仲野は、同じく宮藤が脚本を担当した連続ドラマ「ゆとりですがなにか」(16)のゆとりモンスター・山岸ひろむ役で話題を集めたことから、「ああいうキャラクターを演じることも、かつてないほどの反響があったこともうれしかったし、役者としての手応えと風向きが変わったことを感じました」と喜び、宮藤への感謝をにじませる。その気持ちの表れでもあるのだ。
待望の名字を得た仲野は、今後どんな役者を目指すのか? 2018年に公開された日本・フランス・インドネシア合作映画『海を駆ける』での撮影を思い返しながら、仲野は「国籍も宗教も違う人たちと同じ作品を作ったことは素晴らしい経験で、映画の醍醐味(だいごみ)でもあると感じました」としみじみと語る。

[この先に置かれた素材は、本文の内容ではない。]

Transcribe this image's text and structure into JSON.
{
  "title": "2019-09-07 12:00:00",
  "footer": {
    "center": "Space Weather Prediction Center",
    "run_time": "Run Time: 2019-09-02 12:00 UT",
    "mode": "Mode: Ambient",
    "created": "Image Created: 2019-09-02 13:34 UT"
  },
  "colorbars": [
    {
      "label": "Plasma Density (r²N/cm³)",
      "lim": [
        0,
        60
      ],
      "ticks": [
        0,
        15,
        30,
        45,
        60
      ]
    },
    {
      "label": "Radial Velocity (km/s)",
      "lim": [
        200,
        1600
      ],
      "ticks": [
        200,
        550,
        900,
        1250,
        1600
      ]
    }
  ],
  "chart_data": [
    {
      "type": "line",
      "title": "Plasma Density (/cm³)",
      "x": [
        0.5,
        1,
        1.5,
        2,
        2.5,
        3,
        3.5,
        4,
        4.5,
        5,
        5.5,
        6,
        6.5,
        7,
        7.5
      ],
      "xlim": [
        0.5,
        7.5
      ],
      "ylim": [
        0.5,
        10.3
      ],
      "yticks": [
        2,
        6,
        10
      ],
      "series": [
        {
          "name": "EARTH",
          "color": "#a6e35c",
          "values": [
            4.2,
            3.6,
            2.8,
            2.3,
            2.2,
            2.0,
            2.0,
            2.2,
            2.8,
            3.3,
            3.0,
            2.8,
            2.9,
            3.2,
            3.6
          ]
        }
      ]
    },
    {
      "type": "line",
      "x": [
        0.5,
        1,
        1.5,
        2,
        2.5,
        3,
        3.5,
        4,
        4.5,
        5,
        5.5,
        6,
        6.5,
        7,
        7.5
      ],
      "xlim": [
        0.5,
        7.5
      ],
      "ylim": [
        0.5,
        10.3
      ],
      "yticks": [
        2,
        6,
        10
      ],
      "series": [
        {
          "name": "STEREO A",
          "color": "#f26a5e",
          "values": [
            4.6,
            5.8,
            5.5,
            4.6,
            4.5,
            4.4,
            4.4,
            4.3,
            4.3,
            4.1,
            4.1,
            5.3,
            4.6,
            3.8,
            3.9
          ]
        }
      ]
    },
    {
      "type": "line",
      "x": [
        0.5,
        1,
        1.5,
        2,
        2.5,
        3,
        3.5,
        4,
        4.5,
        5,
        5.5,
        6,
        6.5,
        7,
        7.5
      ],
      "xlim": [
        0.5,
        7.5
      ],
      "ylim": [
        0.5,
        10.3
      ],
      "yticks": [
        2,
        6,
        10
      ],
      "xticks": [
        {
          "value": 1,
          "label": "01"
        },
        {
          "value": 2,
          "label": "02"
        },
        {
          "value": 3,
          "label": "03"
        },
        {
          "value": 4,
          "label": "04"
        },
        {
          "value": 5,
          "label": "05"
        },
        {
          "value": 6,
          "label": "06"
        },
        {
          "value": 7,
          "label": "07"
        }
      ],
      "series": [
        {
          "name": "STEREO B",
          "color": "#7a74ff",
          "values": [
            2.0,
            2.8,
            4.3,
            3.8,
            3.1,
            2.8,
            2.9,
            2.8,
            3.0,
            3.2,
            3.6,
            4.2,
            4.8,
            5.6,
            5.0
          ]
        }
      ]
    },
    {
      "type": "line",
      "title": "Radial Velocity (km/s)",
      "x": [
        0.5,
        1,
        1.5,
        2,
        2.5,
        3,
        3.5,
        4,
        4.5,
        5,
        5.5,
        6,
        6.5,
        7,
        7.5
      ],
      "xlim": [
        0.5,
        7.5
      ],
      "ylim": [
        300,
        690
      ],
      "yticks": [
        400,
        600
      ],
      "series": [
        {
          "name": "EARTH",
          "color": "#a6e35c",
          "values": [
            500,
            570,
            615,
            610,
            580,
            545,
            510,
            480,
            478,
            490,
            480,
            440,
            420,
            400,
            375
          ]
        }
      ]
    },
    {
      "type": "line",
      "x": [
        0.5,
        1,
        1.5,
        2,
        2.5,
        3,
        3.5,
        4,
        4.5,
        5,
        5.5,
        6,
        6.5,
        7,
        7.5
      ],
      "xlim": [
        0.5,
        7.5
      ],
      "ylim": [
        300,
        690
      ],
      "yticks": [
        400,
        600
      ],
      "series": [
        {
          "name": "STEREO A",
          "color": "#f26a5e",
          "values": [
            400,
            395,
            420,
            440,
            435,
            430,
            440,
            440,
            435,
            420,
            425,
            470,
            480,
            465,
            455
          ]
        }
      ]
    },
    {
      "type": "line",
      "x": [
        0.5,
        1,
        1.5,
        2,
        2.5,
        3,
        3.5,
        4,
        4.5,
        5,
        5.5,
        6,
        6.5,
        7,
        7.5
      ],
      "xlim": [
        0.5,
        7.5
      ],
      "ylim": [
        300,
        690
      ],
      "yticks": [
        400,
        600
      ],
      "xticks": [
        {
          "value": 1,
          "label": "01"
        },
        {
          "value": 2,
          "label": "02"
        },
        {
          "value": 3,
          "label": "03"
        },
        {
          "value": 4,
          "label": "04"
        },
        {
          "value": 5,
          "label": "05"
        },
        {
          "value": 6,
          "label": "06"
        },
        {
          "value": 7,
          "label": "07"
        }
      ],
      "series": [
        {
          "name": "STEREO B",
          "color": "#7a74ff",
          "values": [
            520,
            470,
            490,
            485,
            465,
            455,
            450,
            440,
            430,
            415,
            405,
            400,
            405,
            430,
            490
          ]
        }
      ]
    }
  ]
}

「誰よりも稼いでいるとか、売れているとか、個人間で比較するのではなく、国内外でいろんな人と手を取り合い、よりよい作品を作っていくべきだし、時代はそういうフェーズに来ていると思います。だから僕もその波に乗ってチャレンジしていきたいです」と言葉に力を込める。世界を見据える仲野のさらなる活躍が楽しみだ。